Purtroppo la promessa è destinata a rimanere tale. Poco importa se incompiuta o inespressa perché il successo ha anche un retrogusto amaro. Il meraviglioso mondo della musica presto passa oltre: la prima etichetta discografica non punta più su Yu Yu. Lei non si perde d’animo e propone il suo lavoro a un’altra casa. Tante aspettative, nessun risultato. Dove sei "mon petit garçon, pour toute la vie garçon"? Dove sei quando Giuditta sta male, molto male e deve ringraziare anche un tempestivo vigile del fuoco che pone fine a una notte di alcol e calmanti? Giuditta si piega ma non si spezza e si mette a fare la barista a Bergamo. Ma la sua vita è sempre più vuota. Vuota dentro e fuori. “Trovo conforto nel sentirmi vuota – c'è scritto in “Il cucchiaio è una culla” - Lo scopo delle mie giornate diventa il non mangiare senza farlo trasparire”. Così la bilancia diventa la battaglia quotidiana, il cibo una guerra 24 su 24 e lo scheletro il suo miglior alleato Giuditta arriva a pesare 36 chilogrammi e quando il suo destino appare segnato ammette di essere malata e chiede di uscirne. "Sono una farfalla al contrario – dice - e non credo che la natura consenta questa retrocessione”. Solo chi ha toccato con mano cosa vuol dire essere anoressici o viverci vicino può capire quanto siano importante riconoscersi "malati" e pronti a "guarire".

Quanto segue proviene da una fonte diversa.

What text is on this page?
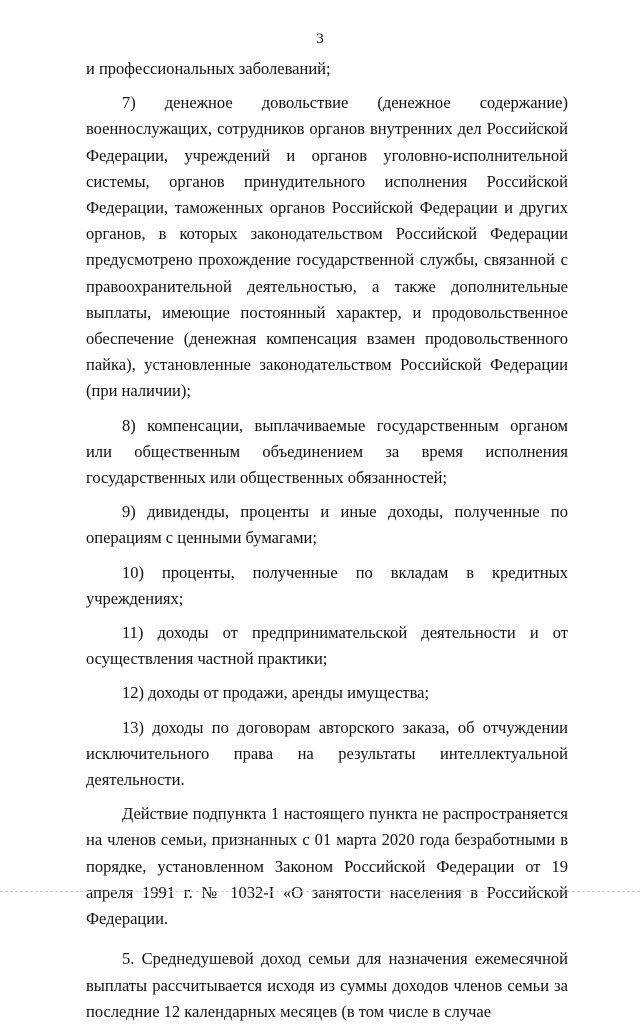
3

и профессиональных заболеваний;

7) денежное довольствие (денежное содержание) военнослужащих, сотрудников органов внутренних дел Российской Федерации, учреждений и органов уголовно-исполнительной системы, органов принудительного исполнения Российской Федерации, таможенных органов Российской Федерации и других органов, в которых законодательством Российской Федерации предусмотрено прохождение государственной службы, связанной с правоохранительной деятельностью, а также дополнительные выплаты, имеющие постоянный характер, и продовольственное обеспечение (денежная компенсация взамен продовольственного пайка), установленные законодательством Российской Федерации (при наличии);

8) компенсации, выплачиваемые государственным органом или общественным объединением за время исполнения государственных или общественных обязанностей;

9) дивиденды, проценты и иные доходы, полученные по операциям с ценными бумагами;

10) проценты, полученные по вкладам в кредитных учреждениях;

11) доходы от предпринимательской деятельности и от осуществления частной практики;

12) доходы от продажи, аренды имущества;

13) доходы по договорам авторского заказа, об отчуждении исключительного права на результаты интеллектуальной деятельности.

Действие подпункта 1 настоящего пункта не распространяется на членов семьи, признанных с 01 марта 2020 года безработными в порядке, установленном Законом Российской Федерации от 19 апреля 1991 г. № 1032-I «О занятости населения в Российской Федерации.

5. Среднедушевой доход семьи для назначения ежемесячной выплаты рассчитывается исходя из суммы доходов членов семьи за последние 12 календарных месяцев (в том числе в случае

Per Giuditta si aprono le porte di Palazzo Francisci a Todi e la sua vita cambia, per la seconda volta. L’anno di cure è messo nero su bianco da Giuditta Guizzetti, nel suo diario di viaggio fuori dall'anoressia: giorno dopo giorno vengono annotate paure e ricordi, ansie e trucchi per nascondere la fuga del cibo, la crisi per gravidanza e aborto inaspettati e la decisiva vicinanza di amici e amore. Adesso Giuditta scrive, dipinge e suona la chitarra. "Mon petit garçon, pour toute la vie garçon" suona ancora ma ha un sapore tutto nuovo.